Rupture ou métamorphose ?

Publié le par Henri LOURDOU

 

Rupture ou métamorphose ?

Pour en finir avec "le Grand Soir"

 

Dans l'incompréhension réciproque, qui vire souvent au procès d'intention, entre EELV et le Front de Gauche, la représentation des changements nécessaires joue un rôle central.

J'en ai pris pleinement conscience en réfléchissant sur le mot choisi par Edgar Morin pour exprimer le changement radical de civilisation que nous appelons, lui et nous, de nos voeux : il parle de "métamorphose", autrement dit d'un changement organique accompli sans rupture unique ni brutale, par une transformation progressive et multiforme qui aboutit à un être différent.
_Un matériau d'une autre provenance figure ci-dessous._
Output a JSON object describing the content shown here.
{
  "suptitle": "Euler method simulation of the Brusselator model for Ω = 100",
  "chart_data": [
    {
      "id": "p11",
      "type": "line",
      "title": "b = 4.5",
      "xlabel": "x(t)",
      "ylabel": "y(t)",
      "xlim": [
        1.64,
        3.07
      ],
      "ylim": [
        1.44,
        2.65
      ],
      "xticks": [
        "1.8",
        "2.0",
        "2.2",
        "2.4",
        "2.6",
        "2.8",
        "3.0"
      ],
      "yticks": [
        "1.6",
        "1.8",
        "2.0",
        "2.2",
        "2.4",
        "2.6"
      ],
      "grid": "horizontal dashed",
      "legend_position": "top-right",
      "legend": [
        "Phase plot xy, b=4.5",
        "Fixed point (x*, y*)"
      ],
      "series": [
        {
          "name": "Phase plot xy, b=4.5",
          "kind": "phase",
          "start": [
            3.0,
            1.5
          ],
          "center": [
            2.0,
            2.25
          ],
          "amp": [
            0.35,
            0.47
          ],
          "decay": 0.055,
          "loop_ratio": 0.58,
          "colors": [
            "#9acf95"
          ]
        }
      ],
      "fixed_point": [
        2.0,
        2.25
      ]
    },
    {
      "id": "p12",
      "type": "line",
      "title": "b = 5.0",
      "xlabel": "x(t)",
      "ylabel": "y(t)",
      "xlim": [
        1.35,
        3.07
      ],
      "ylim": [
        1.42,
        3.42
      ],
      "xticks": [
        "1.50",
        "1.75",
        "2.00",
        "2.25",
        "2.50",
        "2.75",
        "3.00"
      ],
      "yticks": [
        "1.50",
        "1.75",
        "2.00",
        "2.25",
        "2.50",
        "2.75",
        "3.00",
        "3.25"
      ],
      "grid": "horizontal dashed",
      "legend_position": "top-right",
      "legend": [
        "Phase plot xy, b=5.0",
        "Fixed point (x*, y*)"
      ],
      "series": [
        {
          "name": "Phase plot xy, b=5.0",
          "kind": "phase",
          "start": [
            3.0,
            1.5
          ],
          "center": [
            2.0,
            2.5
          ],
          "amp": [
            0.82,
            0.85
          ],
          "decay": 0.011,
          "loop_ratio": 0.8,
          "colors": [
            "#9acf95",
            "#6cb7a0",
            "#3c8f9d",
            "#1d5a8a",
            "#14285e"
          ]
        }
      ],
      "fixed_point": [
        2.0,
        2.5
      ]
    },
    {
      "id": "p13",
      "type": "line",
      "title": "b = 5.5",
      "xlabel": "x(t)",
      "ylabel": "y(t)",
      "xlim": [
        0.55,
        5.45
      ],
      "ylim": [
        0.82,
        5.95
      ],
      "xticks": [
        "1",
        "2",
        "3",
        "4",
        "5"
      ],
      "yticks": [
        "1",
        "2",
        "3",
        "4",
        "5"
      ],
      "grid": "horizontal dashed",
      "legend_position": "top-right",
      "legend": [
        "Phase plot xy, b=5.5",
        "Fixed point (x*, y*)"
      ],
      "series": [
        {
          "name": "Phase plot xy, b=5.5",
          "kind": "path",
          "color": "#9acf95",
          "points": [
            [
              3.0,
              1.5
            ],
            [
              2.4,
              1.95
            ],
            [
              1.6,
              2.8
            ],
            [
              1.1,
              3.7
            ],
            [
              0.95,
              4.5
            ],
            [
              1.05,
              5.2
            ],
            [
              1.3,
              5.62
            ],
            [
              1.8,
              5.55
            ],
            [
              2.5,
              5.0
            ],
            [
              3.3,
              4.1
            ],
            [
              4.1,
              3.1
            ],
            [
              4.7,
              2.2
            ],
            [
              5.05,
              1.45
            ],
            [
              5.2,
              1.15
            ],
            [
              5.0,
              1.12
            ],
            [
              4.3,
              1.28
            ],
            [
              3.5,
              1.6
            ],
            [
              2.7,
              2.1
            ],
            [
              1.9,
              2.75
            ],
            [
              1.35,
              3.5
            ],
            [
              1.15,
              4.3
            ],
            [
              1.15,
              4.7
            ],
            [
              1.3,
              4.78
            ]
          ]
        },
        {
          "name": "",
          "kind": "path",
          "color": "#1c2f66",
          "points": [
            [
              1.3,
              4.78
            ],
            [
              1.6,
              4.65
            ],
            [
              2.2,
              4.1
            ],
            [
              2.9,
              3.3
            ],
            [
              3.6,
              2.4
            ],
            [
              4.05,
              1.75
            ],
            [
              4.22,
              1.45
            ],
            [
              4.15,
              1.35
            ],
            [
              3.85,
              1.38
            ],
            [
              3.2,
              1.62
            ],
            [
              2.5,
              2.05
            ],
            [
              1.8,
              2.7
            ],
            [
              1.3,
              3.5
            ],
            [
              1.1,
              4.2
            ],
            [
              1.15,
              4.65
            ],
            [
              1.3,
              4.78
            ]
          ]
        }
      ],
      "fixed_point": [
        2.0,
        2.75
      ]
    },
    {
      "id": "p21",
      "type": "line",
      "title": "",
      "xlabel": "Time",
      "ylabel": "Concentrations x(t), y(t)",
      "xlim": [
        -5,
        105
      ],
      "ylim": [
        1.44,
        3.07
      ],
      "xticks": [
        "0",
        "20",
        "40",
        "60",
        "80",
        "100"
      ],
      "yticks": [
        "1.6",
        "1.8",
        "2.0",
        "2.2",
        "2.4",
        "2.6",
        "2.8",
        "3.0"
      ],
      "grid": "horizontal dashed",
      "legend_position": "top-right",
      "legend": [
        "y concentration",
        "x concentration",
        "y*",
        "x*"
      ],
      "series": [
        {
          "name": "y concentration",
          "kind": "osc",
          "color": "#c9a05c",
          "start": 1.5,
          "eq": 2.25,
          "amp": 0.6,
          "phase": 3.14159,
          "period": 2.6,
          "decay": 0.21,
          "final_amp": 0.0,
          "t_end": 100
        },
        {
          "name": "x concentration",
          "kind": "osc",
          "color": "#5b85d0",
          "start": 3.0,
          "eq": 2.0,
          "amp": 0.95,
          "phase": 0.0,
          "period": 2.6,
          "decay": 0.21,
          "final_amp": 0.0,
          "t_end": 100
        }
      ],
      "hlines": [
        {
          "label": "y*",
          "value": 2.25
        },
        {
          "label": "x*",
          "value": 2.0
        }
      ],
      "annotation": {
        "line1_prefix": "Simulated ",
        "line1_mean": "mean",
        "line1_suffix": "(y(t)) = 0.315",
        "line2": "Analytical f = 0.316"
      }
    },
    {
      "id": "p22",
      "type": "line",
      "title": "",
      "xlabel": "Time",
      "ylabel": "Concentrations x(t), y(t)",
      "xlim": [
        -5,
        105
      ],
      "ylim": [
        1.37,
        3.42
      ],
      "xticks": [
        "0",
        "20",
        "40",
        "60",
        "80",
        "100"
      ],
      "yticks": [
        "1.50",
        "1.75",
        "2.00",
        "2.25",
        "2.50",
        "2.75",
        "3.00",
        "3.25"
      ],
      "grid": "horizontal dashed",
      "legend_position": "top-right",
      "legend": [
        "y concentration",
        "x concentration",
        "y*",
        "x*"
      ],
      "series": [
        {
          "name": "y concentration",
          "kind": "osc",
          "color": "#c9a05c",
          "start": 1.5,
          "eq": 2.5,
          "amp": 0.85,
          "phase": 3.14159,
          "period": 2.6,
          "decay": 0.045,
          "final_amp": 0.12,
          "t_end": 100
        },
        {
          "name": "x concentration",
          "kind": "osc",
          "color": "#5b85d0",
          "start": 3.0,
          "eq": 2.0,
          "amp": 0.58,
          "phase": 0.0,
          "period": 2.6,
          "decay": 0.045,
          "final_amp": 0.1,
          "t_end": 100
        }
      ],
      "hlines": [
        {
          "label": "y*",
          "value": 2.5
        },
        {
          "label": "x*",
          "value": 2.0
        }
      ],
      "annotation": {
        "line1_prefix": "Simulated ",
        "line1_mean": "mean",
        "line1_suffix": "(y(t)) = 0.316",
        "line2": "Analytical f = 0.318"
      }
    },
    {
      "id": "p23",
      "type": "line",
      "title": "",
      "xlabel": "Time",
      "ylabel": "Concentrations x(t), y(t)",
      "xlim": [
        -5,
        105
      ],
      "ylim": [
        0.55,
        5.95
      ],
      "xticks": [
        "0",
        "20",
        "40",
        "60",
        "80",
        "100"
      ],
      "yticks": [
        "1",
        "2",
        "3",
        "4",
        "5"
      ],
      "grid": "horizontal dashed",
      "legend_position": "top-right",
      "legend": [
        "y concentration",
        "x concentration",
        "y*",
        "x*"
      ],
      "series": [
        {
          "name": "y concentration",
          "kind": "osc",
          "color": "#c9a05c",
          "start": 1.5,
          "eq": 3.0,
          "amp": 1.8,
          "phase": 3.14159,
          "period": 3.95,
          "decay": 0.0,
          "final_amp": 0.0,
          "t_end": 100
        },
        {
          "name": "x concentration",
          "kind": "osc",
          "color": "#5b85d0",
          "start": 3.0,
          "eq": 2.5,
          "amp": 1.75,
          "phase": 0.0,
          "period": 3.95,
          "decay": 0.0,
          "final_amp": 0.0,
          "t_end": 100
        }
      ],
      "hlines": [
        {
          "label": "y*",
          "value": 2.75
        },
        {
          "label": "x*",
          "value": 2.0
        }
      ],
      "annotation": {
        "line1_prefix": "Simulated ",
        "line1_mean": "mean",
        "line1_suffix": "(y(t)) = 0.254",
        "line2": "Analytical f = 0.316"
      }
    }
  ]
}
Or nos amis du Front de Gauche, bien qu'ayant rompu avec l'idée d'une prise du pouvoir par la violence, sont toujours dans l'idée d'un acte fondateur de rupture ave l'ordre existant, supposant un seuil qualitatif en-deça duquel il n'y aurait que "récupération par le système", alors qu'au-delà se situerait l'aube du monde nouveau.

Cette sacralisation de la "rupture" érige des enjeux "centraux" en-dehors desquels il n'y aurait que des combats mineurs : il n'y aurait aujourd'hui qu'un seul combat à mener, celui contre les politiques d'austérité en Europe, qui surdéterminerait tous les autres. Donc, participer à un gouvernement qui applique ces politiques devient de ce fait plus qu'une faute politique majeure, une véritable trahison.

Même si nous ne nous faisons pas d'illusion sur le poids des idées écologistes dans ce gouvernement, nous ne partageons pas cette façon de voir. Etre minoritaire, ce n'est pas ne pas exister : c'est garder, si l'on en a la volonté, la capacité de dire ce qui ne va pas, et participer partout où l'on peut au changement des façons de voir. Eveiller les consciences est aussi important que gagner des combats.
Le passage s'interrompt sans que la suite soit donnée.